Much of the credit for Australia’s Ashes triumph has gone to the batsmen.
With a pair of hundreds, including a monster 239, captain Steve Smith has rightly been the subject of praise.
But Australia won the Ashes so quickly because of its bowlers, not because of its batsmen.
On a flat wicket in Perth, where England’s bowlers toiled without success, Australia took 20 wickets and did it comfortably.
That led many to ponder whether Smith’s ‘Fab Four’ – comprising of quicks Mitchell Starc, Josh Hazlewood and Pat Cummins and off-spinner Nathan Lyon – are our best attack of all time.
Former Test bowler and New South Wales coach Geoff Lawson has worked with all four and said they are “certainly in the discussion”.
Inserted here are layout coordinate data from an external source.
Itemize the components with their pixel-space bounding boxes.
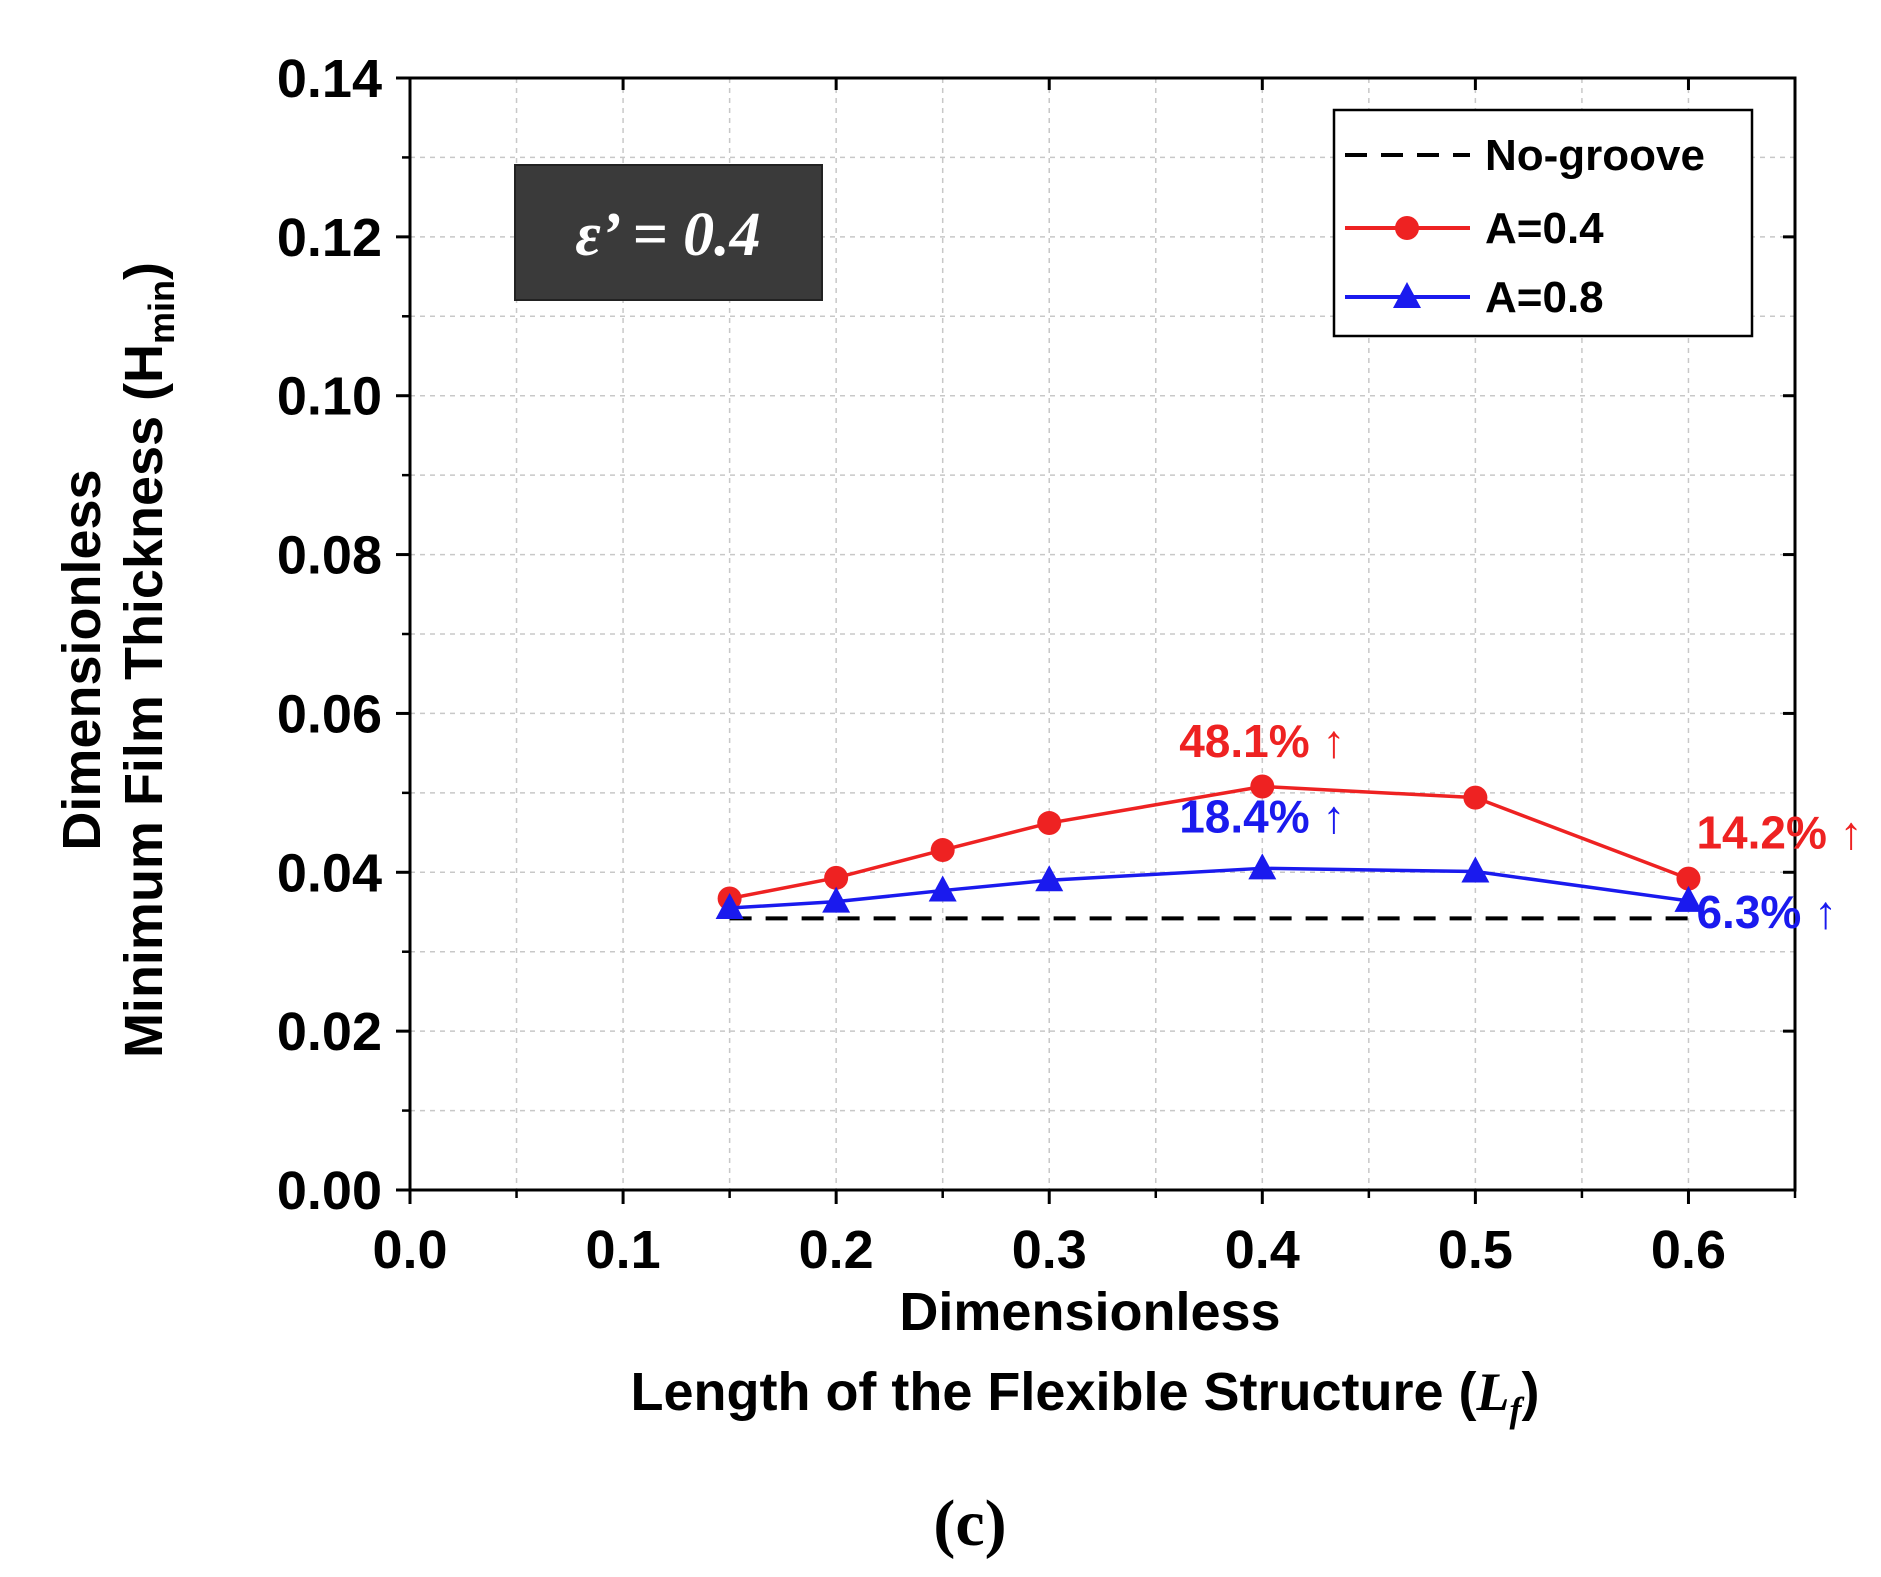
x-tick-label: 0.0 bbox=[372, 1220, 447, 1280]
data-label: 14.2% ↑ bbox=[1696, 806, 1862, 858]
data-point bbox=[715, 893, 744, 920]
data-point bbox=[1037, 811, 1062, 836]
parameter-box: ε’ = 0.4 bbox=[514, 164, 823, 301]
series-line bbox=[729, 866, 1689, 910]
data-point bbox=[928, 875, 957, 902]
x-axis-title: Dimensionless Length of the Flexible Str… bbox=[630, 1282, 1539, 1430]
y-tick-label: 0.04 bbox=[277, 843, 382, 903]
series-A=0.8 bbox=[715, 853, 1703, 920]
y-tick-label: 0.00 bbox=[277, 1161, 382, 1221]
data-point bbox=[1250, 774, 1275, 799]
y-tick-label: 0.08 bbox=[277, 526, 382, 586]
x-tick-label: 0.6 bbox=[1651, 1220, 1726, 1280]
x-tick-label: 0.1 bbox=[586, 1220, 661, 1280]
y-tick-label: 0.12 bbox=[277, 208, 382, 268]
data-point bbox=[824, 865, 849, 890]
y-tick-label: 0.10 bbox=[277, 367, 382, 427]
x-tick-label: 0.2 bbox=[799, 1220, 874, 1280]
x-tick-label: 0.5 bbox=[1438, 1220, 1513, 1280]
legend-label-no-groove: No-groove bbox=[1485, 131, 1705, 180]
data-point bbox=[1676, 866, 1701, 891]
axis-ticks: 0.0 0.1 0.2 0.3 0.4 0.5 0.6 0.00 0.02 0.04 0.06 0.0… bbox=[277, 49, 1797, 1280]
series-layer bbox=[715, 774, 1703, 921]
data-point bbox=[930, 838, 955, 863]
panel-label: (c) bbox=[933, 1487, 1006, 1560]
x-axis-title-line2: Length of the Flexible Structure (Lf) bbox=[630, 1362, 1539, 1430]
legend: No-groove A=0.4 A=0.8 bbox=[1332, 108, 1754, 338]
y-axis-title: Dimensionless Minimum Film Thickness (Hm… bbox=[52, 262, 182, 1058]
data-point bbox=[1035, 865, 1064, 892]
data-point bbox=[1461, 856, 1490, 883]
data-point bbox=[822, 886, 851, 913]
data-point bbox=[1248, 853, 1277, 880]
data-point bbox=[1463, 785, 1488, 810]
y-tick-label: 0.06 bbox=[277, 684, 382, 744]
x-axis-title-line1: Dimensionless bbox=[899, 1282, 1280, 1342]
y-tick-label: 0.14 bbox=[277, 49, 382, 109]
data-label: 6.3% ↑ bbox=[1696, 886, 1837, 938]
x-tick-label: 0.4 bbox=[1225, 1220, 1300, 1280]
data-label: 18.4% ↑ bbox=[1179, 791, 1345, 843]
data-point bbox=[1674, 885, 1703, 912]
legend-label-a04: A=0.4 bbox=[1485, 204, 1604, 253]
legend-marker-a08 bbox=[1393, 282, 1421, 308]
y-tick-label: 0.02 bbox=[277, 1002, 382, 1062]
parameter-box-label: ε’ = 0.4 bbox=[575, 201, 760, 269]
y-axis-title-line2: Minimum Film Thickness (Hmin) bbox=[114, 262, 182, 1058]
x-tick-label: 0.3 bbox=[1012, 1220, 1087, 1280]
y-axis-title-line1: Dimensionless bbox=[52, 469, 112, 850]
legend-label-a08: A=0.8 bbox=[1485, 273, 1604, 322]
data-label: 48.1% ↑ bbox=[1179, 715, 1345, 767]
legend-marker-a04 bbox=[1395, 216, 1419, 240]
annotations: 48.1% ↑ 18.4% ↑ 14.2% ↑ 6.3% ↑ bbox=[1179, 715, 1862, 938]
“It takes great skill to be able to bowl teams out on a consistent basis and this bowling unit has done it three times in a row,” he told The New Daily.
“They are certainly in the discussion with the great Australian attacks of the 1970s, in [Jeff] Thomson, [Dennis] Lillee, [Max] Walker and [Ashley] Mallett, as well as the late ’90s, with [Glenn] McGrath, [Shane] Warne, [Jason] Gillespie and [Brett] Lee.
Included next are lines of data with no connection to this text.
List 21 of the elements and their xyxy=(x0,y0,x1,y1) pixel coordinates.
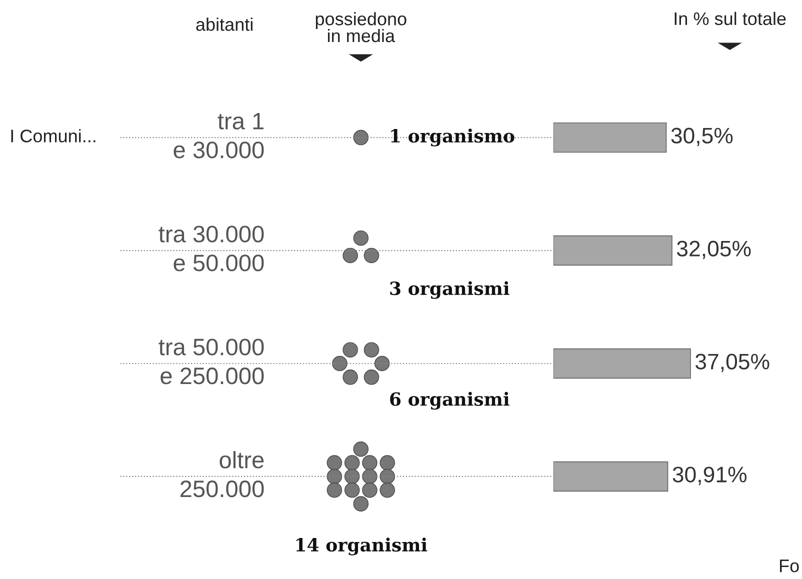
text: In % sul totale xyxy=(674,12,786,26)
text: 6 organismi xyxy=(390,392,510,410)
bar xyxy=(553,348,691,379)
bar xyxy=(553,122,667,153)
y-tick-label: tra 30.000 e 50.000 xyxy=(158,226,264,272)
data-label: 37,05% xyxy=(695,354,770,372)
y-tick-label: tra 50.000 e 250.000 xyxy=(158,338,264,384)
text: possiedono in media xyxy=(316,12,406,42)
text: 1 organismo xyxy=(391,128,514,146)
y-tick-label: tra 1 e 30.000 xyxy=(174,112,264,158)
text: I Comuni... xyxy=(11,129,96,142)
bar xyxy=(553,461,668,492)
data-label: 30,91% xyxy=(672,466,746,486)
text: 14 organismi xyxy=(296,538,428,556)
text: abitanti xyxy=(196,18,252,31)
text: Fo xyxy=(780,560,799,572)
data-label: 30,5% xyxy=(671,128,733,146)
y-tick-label: oltre 250.000 xyxy=(180,451,264,498)
data-label: 32,05% xyxy=(676,240,751,260)
bar xyxy=(553,235,672,266)
text: 3 organismi xyxy=(390,281,510,299)
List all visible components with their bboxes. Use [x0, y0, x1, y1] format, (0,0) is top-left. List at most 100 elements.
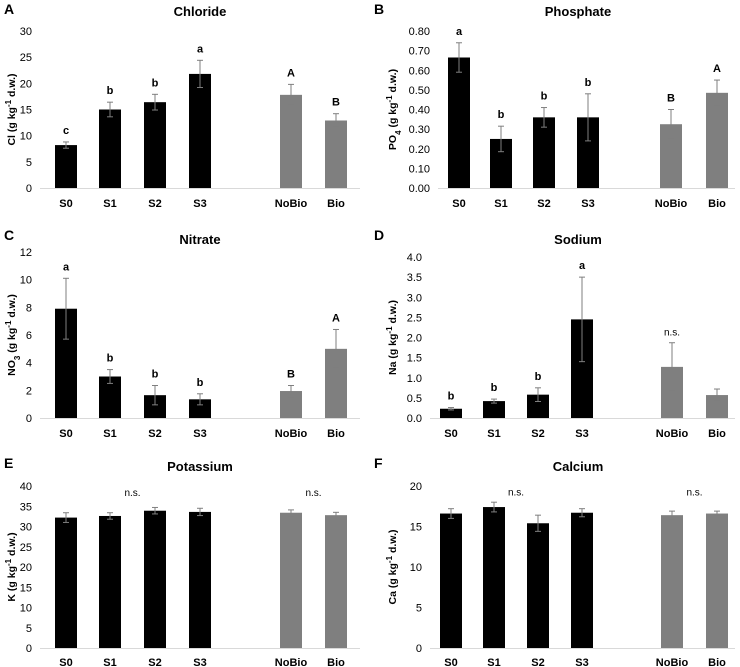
y-tick-label: 10	[20, 603, 32, 615]
bar-S0	[55, 308, 77, 418]
category-label: S0	[59, 198, 72, 210]
y-tick-label: 0	[26, 413, 32, 425]
significance-letter: b	[448, 391, 455, 403]
panel-letter: E	[4, 455, 13, 471]
y-tick-label: 0.60	[409, 65, 430, 77]
significance-letter: b	[491, 382, 498, 394]
bar-S1	[99, 109, 121, 188]
category-label: Bio	[327, 657, 345, 667]
category-label: Bio	[327, 198, 345, 210]
chart-title: Calcium	[553, 459, 604, 474]
category-label: S2	[148, 198, 161, 210]
y-tick-label: 20	[20, 562, 32, 574]
bar-S2	[527, 523, 549, 648]
y-tick-label: 5	[26, 157, 32, 169]
y-tick-label: 20	[410, 481, 422, 493]
ns-label: n.s.	[664, 327, 680, 338]
bar-NoBio	[660, 124, 682, 188]
bar-S3	[189, 511, 211, 648]
category-label: S1	[487, 657, 500, 667]
bar-Bio	[325, 348, 347, 418]
bar-S1	[99, 515, 121, 648]
y-tick-label: 3.0	[407, 292, 422, 304]
y-tick-label: 0.30	[409, 124, 430, 136]
bar-Bio	[706, 92, 728, 188]
chart-panel-A: A Chloride 0 5 10 15 20 25 30 Cl (g kg-1 d.w.) c S0…	[4, 1, 360, 210]
chart-panel-D: D Sodium 0.0 0.5 1.0 1.5 2.0 2.5 3.0 3.5 4.0 Na (g …	[374, 227, 735, 440]
ns-label: n.s.	[508, 488, 524, 499]
significance-letter: a	[197, 43, 204, 55]
significance-letter: B	[332, 97, 340, 109]
category-label: NoBio	[275, 198, 308, 210]
significance-letter: b	[585, 77, 592, 89]
significance-letter: b	[152, 368, 159, 380]
significance-letter: b	[535, 371, 542, 383]
chart-title: Potassium	[167, 459, 233, 474]
category-label: Bio	[327, 428, 345, 440]
significance-letter: A	[713, 63, 721, 75]
category-label: Bio	[708, 198, 726, 210]
category-label: S0	[452, 198, 465, 210]
y-tick-label: 0.00	[409, 183, 430, 195]
significance-letter: b	[107, 85, 114, 97]
y-tick-label: 15	[20, 105, 32, 117]
y-tick-label: 2.0	[407, 333, 422, 345]
y-tick-label: 10	[410, 562, 422, 574]
y-axis-label: Ca (g kg-1 d.w.)	[385, 530, 400, 605]
bar-S0	[55, 145, 77, 188]
y-tick-label: 0.0	[407, 413, 422, 425]
y-tick-label: 0.20	[409, 144, 430, 156]
bar-S3	[571, 319, 593, 418]
bar-S1	[99, 376, 121, 418]
category-label: S1	[494, 198, 507, 210]
y-axis-label: Na (g kg-1 d.w.)	[385, 300, 400, 375]
y-tick-label: 6	[26, 330, 32, 342]
y-tick-label: 2	[26, 385, 32, 397]
y-tick-label: 8	[26, 302, 32, 314]
y-tick-label: 4	[26, 358, 32, 370]
panel-letter: F	[374, 455, 383, 471]
y-axis-label: Cl (g kg-1 d.w.)	[4, 73, 19, 145]
category-label: S2	[537, 198, 550, 210]
y-tick-label: 3.5	[407, 272, 422, 284]
significance-letter: a	[579, 260, 586, 272]
y-tick-label: 40	[20, 481, 32, 493]
significance-letter: c	[63, 125, 69, 137]
ns-label: n.s.	[686, 488, 702, 499]
y-tick-label: 10	[20, 275, 32, 287]
chart-title: Phosphate	[545, 4, 611, 19]
y-tick-label: 1.0	[407, 373, 422, 385]
category-label: NoBio	[275, 428, 308, 440]
y-tick-label: 0	[26, 643, 32, 655]
bar-NoBio	[280, 512, 302, 648]
significance-letter: b	[541, 91, 548, 103]
category-label: S0	[444, 428, 457, 440]
category-label: NoBio	[656, 428, 689, 440]
y-tick-label: 0	[416, 643, 422, 655]
category-label: Bio	[708, 428, 726, 440]
y-axis-label: NO3 (g kg-1 d.w.)	[4, 294, 22, 376]
y-tick-label: 0	[26, 183, 32, 195]
panel-letter: B	[374, 1, 384, 17]
category-label: NoBio	[655, 198, 688, 210]
bar-S3	[577, 117, 599, 188]
bar-Bio	[706, 395, 728, 418]
bar-NoBio	[661, 366, 683, 418]
y-tick-label: 35	[20, 501, 32, 513]
bar-S3	[189, 73, 211, 188]
y-tick-label: 1.5	[407, 353, 422, 365]
chart-panel-B: B Phosphate 0.00 0.10 0.20 0.30 0.40 0.50 0.60 0.…	[374, 1, 735, 210]
category-label: S3	[575, 428, 588, 440]
significance-letter: a	[456, 26, 463, 38]
bar-S2	[527, 394, 549, 418]
chart-title: Nitrate	[179, 232, 220, 247]
bar-S1	[483, 507, 505, 648]
bar-S2	[144, 102, 166, 188]
significance-letter: b	[498, 109, 505, 121]
ns-label: n.s.	[305, 488, 321, 499]
bar-S1	[490, 138, 512, 188]
bar-S2	[533, 117, 555, 188]
y-tick-label: 25	[20, 542, 32, 554]
significance-letter: A	[332, 312, 340, 324]
category-label: S2	[148, 657, 161, 667]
“The equal best ever? We have to see if they are dominating world cricket in a few years from now.
“They have potential and will continue to evolve with every Test match and Test series.
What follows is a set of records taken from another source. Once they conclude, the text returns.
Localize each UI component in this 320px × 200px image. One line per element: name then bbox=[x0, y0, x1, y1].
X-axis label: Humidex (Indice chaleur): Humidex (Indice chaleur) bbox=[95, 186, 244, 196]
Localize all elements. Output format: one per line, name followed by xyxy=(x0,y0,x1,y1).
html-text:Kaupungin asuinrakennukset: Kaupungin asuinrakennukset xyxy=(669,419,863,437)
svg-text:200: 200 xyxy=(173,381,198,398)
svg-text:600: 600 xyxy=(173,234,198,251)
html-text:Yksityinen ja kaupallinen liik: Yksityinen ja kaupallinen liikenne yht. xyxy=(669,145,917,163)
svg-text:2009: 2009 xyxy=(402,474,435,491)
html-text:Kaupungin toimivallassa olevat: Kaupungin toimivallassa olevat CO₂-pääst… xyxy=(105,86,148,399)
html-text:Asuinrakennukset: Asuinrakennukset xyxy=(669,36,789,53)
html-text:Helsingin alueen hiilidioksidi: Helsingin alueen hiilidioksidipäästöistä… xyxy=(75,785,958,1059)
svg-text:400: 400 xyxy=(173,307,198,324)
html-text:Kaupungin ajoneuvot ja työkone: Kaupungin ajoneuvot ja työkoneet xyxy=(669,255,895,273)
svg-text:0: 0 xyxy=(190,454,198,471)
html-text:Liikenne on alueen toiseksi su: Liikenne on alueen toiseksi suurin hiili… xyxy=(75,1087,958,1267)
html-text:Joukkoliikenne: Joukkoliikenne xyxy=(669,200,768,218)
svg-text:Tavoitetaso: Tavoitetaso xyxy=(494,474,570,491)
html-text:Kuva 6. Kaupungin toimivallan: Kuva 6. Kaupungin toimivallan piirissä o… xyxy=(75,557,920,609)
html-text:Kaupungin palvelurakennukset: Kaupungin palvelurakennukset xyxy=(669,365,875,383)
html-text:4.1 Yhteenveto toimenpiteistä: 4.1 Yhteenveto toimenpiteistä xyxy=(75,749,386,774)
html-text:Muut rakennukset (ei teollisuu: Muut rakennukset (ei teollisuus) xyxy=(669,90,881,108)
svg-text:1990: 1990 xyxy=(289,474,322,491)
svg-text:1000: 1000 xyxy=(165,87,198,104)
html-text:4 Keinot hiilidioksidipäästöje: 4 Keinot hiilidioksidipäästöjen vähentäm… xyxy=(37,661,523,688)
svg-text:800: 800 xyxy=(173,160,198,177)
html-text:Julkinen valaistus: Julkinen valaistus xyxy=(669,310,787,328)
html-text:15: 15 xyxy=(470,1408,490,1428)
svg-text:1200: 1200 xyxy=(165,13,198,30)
“England has two fantastic bowlers as well, but Australia has just outbowled them.”
The most promising element about Australia’s attack, Lawson believes, is that none of the quicks have played more than 50 Test matches.
And he is convinced they will only improve further with more experience of playing in different conditions.
“Every time they get exposed to different conditions, there is certainly improvement in them,” he said.
“Starc is a great example of that. The way he went in Asian conditions … he has learnt a hell of a lot and he keeps getting better.
“Taking wickets in India, Pakistan, Bangladesh, Sri Lanka – that’s what makes a great bowler.
“They are learning as they go so they will continue to get better.”
The most pleasing aspect for Lawson has been the way Australia’s quicks have steamrolled their way through England’s tail.
He said the barrage of short bowling has been “absolutely irresistible” against the tail.
“That sort of bowling reminds me of the West Indies sides of the 1980s – as much as you tried, when you were six out, it was almost all out,” he said.
Len Pascoe – a fast bowler who was terrifyingly quick at his best for Australia – agrees with Lawson.
“I would categorise this group as an evolving fast bowlers unit which, in itself, is a scary thought given what they can do with the ball,” he told The New Daily.
Pascoe insists there are elements of fast bowling all three need to master and wants to see Starc bowling as quick as possible – all the time.
“I want Starc to continue to bowl at 150-155 kilometres per hour,” he said.
“Not many have that ability and he should continue to give it all … not compromise on his pace for anything.
“I would like to see [Cummins and Hazlewood] learn how to leg-cut or off-cut the ball and then they will be even more potent.
“I have no doubts that in the next 12 months or so, this attack will be even more threatening.
“They have the potential to be one of the greatest attacks Australia has produced.”